O Grupo Piccini é formado por empresas como Amazônia Máquinas, Dona Iracema Participações, Araguaia Agrícola e Parecis Bioenergia, que seria uma sociedade com a família do ex-governador Mauro Mendes (União).
Na nota, a empresa diz acompanhar o caso “com responsabilidade”, mas ponderou que os fatos em investigação “não dizem respeito às operações das empresas, à produção, às relações comerciais ou ao cumprimento dos contratos mantidos pelo Grupo”.
O posicionamento prossegue dizendo que a investigação não alcança todas as empresas do grupo, que possuem estruturas, operações e responsabilidades autônomas. Além disso, destacou que todas as atividades dessas empresas seguem normalmente.
“A companhia adotará todas as medidas ao seu alcance para contribuir com a celeridade das apurações e para que os fatos sejam plenamente esclarecidos o mais breve possível. O Grupo Piccini segue dedicado às suas atividades, mantendo a responsabilidade e os compromissos que pautam sua atuação há mais de 40 anos, contribuindo para o desenvolvimento do agronegócio brasileiro”, conclui o posicionamento.
Entenda o caso
A conclusão da investigação policial foi na época em que Mendes ainda era o governador de Mato Grosso, o que fez o processo “subir” para o STF, já que naquela época, ele tinha foro privilegiado pelo cargo que ocupava. A conclusão da Polícia Federal é que existia uma suposta organização criminosa que praticava crimes contra o sistema financeiro nacional, peculato, lavam de dinheiro e insider trading, que é o uso de informações privilegiadas para obtenção de lucro no mercado de investimentos. Tudo isso por meio de um pagamento de precatórios na ordem de R$ 308 milhões para a empresa de telefonia Oi S. A.
Esses fundos de investimentos seriam ligados a diferentes núcleos da suposta organização. O primeiro fundo, chamado Royal Capital FIDC, cujos recursos passaram pela Zurich FIM até chegar na London FIP. Esta última comprou participações acionárias na empresa Parecis Bioenergia, que pertence a um fundo controlado pela família Mendes. Conforme a PF, isso teria permitido que os supostos recursos públicos desviados fossem incorporados ao patrimônio da família, fingindo uma transação acionária corriqueira.
O segundo fundo, chamado de Lotte Word FIDC, seria ligado a Fábio Garcia e a Mauro Carvalho. A investigação identificou uma dinâmica similar: foram criadas diversas camadas de fundos que investiam um no outro sem razão aparente, senão tentar ocultar as transações. No final das contas, o dinheiro supostamente desviado dos cofres públicos era convertido em investimentos privados de baixa liquidez, que é quando o investidor não consegue sacar o dinheiro antes do prazo.

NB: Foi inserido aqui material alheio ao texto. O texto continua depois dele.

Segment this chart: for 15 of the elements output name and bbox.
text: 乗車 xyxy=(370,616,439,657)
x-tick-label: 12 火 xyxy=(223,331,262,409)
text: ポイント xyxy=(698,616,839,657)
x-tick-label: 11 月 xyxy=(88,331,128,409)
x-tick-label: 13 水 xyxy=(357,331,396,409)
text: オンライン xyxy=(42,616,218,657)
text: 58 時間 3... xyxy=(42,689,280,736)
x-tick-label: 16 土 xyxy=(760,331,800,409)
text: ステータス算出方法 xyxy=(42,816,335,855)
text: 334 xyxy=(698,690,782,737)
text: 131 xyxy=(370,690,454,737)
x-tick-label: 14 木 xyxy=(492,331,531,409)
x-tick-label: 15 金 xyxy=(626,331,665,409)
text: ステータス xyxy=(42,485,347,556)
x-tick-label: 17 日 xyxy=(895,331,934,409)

Esses fundos seriam ligados às empresas Parecis Bioenergia e Hotéis Global S. A.
Leia na íntegra o posicionamento do Grupo Piccini
NOTA À IMPRENSA
O Grupo Piccini acompanha com responsabilidade os desdobramentos da Operação Heritage e esclarece que os fatos objeto da investigação não dizem respeito às operações das empresas, à produção, às relações comerciais ou ao cumprimento dos contratos mantidos pelo Grupo.
O Grupo ressalta ainda que a investigação não alcança indistintamente todas as empresas e atividades ligadas à família Piccini, que possuem estruturas, operações e responsabilidades próprias.

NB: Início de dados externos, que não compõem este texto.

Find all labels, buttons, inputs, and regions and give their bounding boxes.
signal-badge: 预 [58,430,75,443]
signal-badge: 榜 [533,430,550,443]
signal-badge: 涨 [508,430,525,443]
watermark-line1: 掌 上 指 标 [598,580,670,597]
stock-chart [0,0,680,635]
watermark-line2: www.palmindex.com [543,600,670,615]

Todas as atividades empresariais seguem normalmente, assim como os compromissos assumidos com colaboradores, clientes, fornecedores e parceiros.
Sobre as investigações, os esclarecimentos necessários serão apresentados no decorrer do processo legal, pelos meios adequados, com transparência e respeito às autoridades responsáveis. O Grupo esclarece, ainda, que nenhuma das pessoas físicas ou jurídicas vinculadas às empresas possui participação nos fundos citados nas investigações.

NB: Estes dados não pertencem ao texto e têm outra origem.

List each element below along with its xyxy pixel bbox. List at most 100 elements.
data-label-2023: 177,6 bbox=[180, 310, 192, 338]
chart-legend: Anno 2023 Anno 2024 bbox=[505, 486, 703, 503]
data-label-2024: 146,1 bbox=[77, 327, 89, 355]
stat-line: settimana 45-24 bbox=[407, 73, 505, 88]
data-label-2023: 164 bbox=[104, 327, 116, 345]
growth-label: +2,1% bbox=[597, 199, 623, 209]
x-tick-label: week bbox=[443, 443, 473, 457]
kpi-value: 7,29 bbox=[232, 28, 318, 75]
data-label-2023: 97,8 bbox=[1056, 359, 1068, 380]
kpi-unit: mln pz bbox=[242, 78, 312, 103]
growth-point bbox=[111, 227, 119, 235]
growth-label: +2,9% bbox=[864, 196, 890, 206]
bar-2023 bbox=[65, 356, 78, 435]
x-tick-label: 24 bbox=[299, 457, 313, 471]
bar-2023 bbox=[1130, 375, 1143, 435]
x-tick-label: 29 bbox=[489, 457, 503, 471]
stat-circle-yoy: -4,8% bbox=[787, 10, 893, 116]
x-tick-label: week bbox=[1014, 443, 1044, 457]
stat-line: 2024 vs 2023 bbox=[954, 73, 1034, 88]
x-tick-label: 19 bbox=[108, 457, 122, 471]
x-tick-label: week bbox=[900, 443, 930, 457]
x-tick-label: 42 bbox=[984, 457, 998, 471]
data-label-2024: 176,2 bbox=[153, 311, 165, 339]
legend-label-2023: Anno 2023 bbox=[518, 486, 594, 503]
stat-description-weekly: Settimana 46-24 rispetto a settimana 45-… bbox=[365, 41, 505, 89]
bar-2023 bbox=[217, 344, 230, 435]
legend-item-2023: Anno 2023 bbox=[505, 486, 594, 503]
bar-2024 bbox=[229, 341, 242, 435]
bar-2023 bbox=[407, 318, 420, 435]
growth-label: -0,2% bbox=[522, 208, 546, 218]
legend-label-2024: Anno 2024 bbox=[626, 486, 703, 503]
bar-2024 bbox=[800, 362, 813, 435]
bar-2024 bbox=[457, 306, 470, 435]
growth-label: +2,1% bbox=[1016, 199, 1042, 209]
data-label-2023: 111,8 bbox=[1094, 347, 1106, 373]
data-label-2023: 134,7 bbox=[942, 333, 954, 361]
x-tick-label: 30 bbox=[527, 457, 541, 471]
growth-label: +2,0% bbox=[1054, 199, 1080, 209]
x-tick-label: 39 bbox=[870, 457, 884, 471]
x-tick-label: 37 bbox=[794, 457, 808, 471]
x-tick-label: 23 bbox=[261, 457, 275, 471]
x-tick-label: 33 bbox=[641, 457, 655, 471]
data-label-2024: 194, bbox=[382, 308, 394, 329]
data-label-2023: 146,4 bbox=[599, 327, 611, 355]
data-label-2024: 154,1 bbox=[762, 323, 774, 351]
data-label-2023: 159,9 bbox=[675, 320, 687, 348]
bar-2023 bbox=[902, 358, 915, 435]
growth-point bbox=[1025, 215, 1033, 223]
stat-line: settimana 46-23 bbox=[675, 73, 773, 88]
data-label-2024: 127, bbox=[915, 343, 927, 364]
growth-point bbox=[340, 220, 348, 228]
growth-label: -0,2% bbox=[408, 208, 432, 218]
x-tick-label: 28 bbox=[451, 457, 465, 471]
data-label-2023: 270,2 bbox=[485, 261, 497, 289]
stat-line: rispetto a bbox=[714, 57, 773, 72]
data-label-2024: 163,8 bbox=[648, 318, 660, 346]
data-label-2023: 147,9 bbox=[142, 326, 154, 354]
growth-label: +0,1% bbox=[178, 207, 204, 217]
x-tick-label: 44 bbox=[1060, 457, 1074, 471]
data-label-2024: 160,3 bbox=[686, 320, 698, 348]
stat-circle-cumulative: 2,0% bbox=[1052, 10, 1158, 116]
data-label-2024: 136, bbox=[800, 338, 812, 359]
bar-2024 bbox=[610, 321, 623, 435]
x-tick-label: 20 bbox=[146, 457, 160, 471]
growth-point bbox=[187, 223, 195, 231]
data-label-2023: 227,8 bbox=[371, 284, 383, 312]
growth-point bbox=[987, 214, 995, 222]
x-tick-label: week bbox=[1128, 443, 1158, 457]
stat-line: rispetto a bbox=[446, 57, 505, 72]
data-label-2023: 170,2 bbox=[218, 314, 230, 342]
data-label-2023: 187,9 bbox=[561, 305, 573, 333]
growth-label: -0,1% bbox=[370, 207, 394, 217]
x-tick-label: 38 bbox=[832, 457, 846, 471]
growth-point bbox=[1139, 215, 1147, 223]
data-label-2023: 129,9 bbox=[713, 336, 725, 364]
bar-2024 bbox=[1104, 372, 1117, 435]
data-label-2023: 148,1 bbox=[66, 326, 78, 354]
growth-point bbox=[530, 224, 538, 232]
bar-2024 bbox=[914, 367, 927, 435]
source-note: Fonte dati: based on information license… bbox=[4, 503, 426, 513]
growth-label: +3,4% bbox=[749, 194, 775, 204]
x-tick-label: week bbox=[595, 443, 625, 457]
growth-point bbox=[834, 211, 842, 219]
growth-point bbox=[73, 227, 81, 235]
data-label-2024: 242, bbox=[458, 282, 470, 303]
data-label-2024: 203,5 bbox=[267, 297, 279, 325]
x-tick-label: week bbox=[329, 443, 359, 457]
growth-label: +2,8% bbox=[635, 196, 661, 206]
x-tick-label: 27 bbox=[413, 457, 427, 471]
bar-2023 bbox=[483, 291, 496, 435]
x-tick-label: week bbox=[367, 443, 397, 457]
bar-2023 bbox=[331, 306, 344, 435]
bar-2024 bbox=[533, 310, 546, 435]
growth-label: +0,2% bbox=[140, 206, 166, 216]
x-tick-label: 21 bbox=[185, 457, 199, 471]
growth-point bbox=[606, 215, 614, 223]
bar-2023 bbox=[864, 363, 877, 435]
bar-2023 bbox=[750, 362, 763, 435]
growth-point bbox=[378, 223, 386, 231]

A companhia adotará todas as medidas ao seu alcance para contribuir com a celeridade das apurações e para que os fatos sejam plenamente esclarecidos o mais breve possível. O Grupo Piccini segue dedicado às suas atividades, mantendo a responsabilidade e os compromissos que pautam sua atuação há mais de 40 anos, contribuindo para o desenvolvimento do agronegócio brasileiro.